Kieran Hurley’s stage play is set in a Scottish town that follows two best friends, Johnno (Cristian Ortega) and Spanner (Lorn MacDonald), in what is a coming of age film set against the backdrop of the ’90s rave scene.
Director Brian Welsh grabs your attention immediately with the films striking black and white display. It is set in a time of youth up-rise against the establishment in protest of The Criminal Justice and Public Order Act 1994 that makes “gatherings of people around music characterised wholly or pre-dominantly by the emission of a succession of repetitive beats” illegal.
This gives way to the pair in revolt following the path to an illegal rave in what you feel is their last big blowout together.

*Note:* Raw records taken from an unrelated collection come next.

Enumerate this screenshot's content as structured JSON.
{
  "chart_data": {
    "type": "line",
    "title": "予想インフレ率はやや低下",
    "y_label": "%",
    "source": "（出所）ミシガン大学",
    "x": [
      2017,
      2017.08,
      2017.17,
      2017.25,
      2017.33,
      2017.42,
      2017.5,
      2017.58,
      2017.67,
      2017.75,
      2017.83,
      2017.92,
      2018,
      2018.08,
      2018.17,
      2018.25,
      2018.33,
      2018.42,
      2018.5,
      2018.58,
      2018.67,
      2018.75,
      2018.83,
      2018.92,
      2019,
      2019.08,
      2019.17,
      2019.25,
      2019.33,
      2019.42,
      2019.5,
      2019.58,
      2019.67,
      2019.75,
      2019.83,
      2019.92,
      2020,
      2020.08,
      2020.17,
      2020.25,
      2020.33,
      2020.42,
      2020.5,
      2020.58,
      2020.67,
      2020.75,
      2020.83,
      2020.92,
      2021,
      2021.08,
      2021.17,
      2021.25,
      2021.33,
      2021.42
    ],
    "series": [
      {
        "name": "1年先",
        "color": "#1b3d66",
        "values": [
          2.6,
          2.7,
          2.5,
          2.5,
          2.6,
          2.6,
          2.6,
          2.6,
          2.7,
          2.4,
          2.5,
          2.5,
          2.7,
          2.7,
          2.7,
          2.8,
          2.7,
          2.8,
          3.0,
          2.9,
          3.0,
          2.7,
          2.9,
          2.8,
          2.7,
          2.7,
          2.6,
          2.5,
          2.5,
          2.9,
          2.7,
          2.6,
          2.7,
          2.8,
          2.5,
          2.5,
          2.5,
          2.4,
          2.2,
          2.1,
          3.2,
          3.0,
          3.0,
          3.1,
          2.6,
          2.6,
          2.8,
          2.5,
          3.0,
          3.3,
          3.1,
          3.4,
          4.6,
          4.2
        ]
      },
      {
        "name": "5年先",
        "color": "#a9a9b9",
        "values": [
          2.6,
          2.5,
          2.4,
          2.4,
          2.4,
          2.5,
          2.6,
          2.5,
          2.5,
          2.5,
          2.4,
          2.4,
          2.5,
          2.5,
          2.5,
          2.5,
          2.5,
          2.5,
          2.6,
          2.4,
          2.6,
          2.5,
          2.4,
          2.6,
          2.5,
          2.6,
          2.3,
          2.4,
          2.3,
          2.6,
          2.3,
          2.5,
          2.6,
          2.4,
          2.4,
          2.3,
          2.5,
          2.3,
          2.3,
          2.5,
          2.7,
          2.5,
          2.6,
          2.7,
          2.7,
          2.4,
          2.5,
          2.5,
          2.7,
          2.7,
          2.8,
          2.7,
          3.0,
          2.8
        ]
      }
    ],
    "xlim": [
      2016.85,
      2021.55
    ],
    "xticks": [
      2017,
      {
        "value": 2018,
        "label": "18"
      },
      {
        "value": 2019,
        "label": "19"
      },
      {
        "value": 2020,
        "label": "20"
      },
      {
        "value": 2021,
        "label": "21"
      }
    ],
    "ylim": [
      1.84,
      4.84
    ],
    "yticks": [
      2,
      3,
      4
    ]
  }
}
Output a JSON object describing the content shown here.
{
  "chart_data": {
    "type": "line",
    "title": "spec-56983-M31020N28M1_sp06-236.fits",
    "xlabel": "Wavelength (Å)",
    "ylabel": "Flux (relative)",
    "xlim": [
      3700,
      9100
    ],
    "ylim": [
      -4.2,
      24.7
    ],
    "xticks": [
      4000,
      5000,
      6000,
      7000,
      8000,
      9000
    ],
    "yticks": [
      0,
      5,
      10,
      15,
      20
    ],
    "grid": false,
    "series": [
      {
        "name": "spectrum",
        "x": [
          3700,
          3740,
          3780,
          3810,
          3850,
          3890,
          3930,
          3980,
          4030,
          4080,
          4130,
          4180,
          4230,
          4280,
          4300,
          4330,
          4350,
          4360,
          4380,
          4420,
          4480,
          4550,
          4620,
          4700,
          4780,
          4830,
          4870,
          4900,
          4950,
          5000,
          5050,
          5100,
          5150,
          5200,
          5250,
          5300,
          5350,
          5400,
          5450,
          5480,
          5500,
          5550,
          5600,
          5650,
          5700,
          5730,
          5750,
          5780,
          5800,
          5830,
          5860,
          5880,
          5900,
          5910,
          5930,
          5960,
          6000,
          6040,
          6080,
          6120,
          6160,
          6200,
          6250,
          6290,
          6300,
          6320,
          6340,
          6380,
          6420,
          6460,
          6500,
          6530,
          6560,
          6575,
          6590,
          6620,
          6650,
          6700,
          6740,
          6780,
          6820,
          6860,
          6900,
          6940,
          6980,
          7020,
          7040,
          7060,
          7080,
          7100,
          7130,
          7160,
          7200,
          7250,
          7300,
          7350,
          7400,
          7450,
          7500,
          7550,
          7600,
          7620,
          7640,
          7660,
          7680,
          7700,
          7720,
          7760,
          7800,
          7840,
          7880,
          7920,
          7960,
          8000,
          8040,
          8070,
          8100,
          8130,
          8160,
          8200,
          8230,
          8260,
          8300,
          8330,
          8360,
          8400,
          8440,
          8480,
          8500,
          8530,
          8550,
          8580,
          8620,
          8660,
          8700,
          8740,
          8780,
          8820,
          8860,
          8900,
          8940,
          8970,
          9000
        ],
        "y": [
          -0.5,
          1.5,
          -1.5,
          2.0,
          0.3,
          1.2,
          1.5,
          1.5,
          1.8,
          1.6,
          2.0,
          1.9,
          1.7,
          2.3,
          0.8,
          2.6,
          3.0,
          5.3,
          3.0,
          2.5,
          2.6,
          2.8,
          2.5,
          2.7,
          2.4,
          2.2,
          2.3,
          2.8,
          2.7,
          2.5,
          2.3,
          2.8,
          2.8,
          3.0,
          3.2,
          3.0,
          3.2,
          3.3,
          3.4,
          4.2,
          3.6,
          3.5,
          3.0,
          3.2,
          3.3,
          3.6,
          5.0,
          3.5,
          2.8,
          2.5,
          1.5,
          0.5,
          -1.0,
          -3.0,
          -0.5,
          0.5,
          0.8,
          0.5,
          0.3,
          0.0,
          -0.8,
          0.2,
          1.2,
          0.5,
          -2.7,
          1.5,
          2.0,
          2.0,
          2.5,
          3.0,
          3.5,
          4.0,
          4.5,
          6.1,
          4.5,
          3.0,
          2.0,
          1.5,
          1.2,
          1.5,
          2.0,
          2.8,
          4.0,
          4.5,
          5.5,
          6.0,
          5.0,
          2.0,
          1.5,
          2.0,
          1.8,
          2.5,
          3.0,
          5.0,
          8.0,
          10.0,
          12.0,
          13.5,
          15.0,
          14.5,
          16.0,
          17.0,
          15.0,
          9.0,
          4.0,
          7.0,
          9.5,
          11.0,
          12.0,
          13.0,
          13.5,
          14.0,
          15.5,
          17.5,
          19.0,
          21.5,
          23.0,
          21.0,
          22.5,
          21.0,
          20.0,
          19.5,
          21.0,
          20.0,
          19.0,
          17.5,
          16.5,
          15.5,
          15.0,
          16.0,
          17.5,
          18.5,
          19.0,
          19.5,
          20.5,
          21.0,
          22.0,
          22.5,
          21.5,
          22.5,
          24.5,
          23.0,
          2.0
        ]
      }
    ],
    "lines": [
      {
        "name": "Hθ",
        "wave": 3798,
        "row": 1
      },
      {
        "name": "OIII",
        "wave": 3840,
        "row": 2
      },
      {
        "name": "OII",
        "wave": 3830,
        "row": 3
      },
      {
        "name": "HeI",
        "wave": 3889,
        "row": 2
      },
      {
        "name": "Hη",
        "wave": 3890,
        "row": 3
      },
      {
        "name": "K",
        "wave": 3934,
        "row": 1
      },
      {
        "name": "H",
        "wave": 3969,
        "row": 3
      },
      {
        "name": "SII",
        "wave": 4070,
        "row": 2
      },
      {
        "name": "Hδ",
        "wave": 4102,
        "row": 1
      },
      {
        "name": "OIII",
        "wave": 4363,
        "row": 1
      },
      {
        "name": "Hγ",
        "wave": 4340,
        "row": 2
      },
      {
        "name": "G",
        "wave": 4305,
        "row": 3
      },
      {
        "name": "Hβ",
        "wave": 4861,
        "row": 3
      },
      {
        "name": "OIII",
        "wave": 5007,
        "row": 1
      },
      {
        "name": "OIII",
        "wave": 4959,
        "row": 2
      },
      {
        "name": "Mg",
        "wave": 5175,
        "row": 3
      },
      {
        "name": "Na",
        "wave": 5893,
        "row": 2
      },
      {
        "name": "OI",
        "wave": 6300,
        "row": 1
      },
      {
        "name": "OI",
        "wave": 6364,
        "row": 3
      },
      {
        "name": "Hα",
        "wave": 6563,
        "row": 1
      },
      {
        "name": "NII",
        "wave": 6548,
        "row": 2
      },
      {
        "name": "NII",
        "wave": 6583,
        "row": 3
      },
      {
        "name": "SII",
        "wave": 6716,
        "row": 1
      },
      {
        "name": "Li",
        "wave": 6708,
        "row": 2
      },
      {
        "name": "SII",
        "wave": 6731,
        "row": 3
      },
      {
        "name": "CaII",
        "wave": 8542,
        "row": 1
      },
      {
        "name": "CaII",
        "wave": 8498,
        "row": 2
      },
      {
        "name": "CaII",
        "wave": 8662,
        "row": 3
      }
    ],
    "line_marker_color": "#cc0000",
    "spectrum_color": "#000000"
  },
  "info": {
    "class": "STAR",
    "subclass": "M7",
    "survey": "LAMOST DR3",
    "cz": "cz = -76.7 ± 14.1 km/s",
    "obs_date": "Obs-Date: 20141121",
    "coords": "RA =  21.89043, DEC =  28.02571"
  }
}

You are convincingly taken back to the 90s with the films general aesthetics and also snippets of Tony Blair launching New Labour on TV in what is then Britain under the Conservatives.
From the very beginning, you witness social division; Spanner in a high-rise flat with his older drug dealer brother, Fido (Neil Leiper). You then have Johnno in a nice house and a seemingly nice family environment.
There is a subtle tone of sadness in Beats, highlighted through Spanner’s relationship with his abusive brother. We witness a moment of humiliation where Spanner is thrown outside in nothing but pants to the equally uncomfortable scene involving a cooker. The latter is key as it acts as the catalyst for the events to follow and the journey to the illegal rave with Spanner stealing his brothers’ money.
There is natural chemistry and genuine affection between Cristian Ortega and Lorn MacDonald. Yes, it seems the only mutual interest between the two is music but despite this, it still feels like a genuine connection.
It is hard, though, to not draw parallels with these characters and their relationship to that of Trainspotting’s Renton and Sick Boy. And even that of the relationship between Renton and Spud.
These characters are an influence to Hurley in some way but don’t quite have that same magic.
Lorn MacDonald as Spanner is the stand-out performance that carries the emotional elements to the film in what is the actors’ cinema debut. You are automatically drawn to this eccentric character and how MacDonald handles the complexity of his personal struggles. It is a performance that forms the heart of Beats.
To counter that melancholy there are moments of comedic relief that are genuinely funny. The pace of the film, however, is an issue when we reach the final act and the illegal rave. The film has a great opening scene and a steady build throughout but when we get to the rave it all falls flat.
You begin to feel lost but not in a good way during a scene where there is a psychedelic light show, of sorts. It continues for longer than it should and is borderline indulgent to the point where you disengage with the film.
What is a surprise is that music is the backbone to the film yet is used sparingly, it feels, in the opening and, of course, final scene.
The politics it does tap into is only momentarily and is a lost opportunity to add further depth to the story.
At the start of Beats, you feel the high of the unknown ahead but feel the harsh reality of the comedown when it doesn’t quite deliver.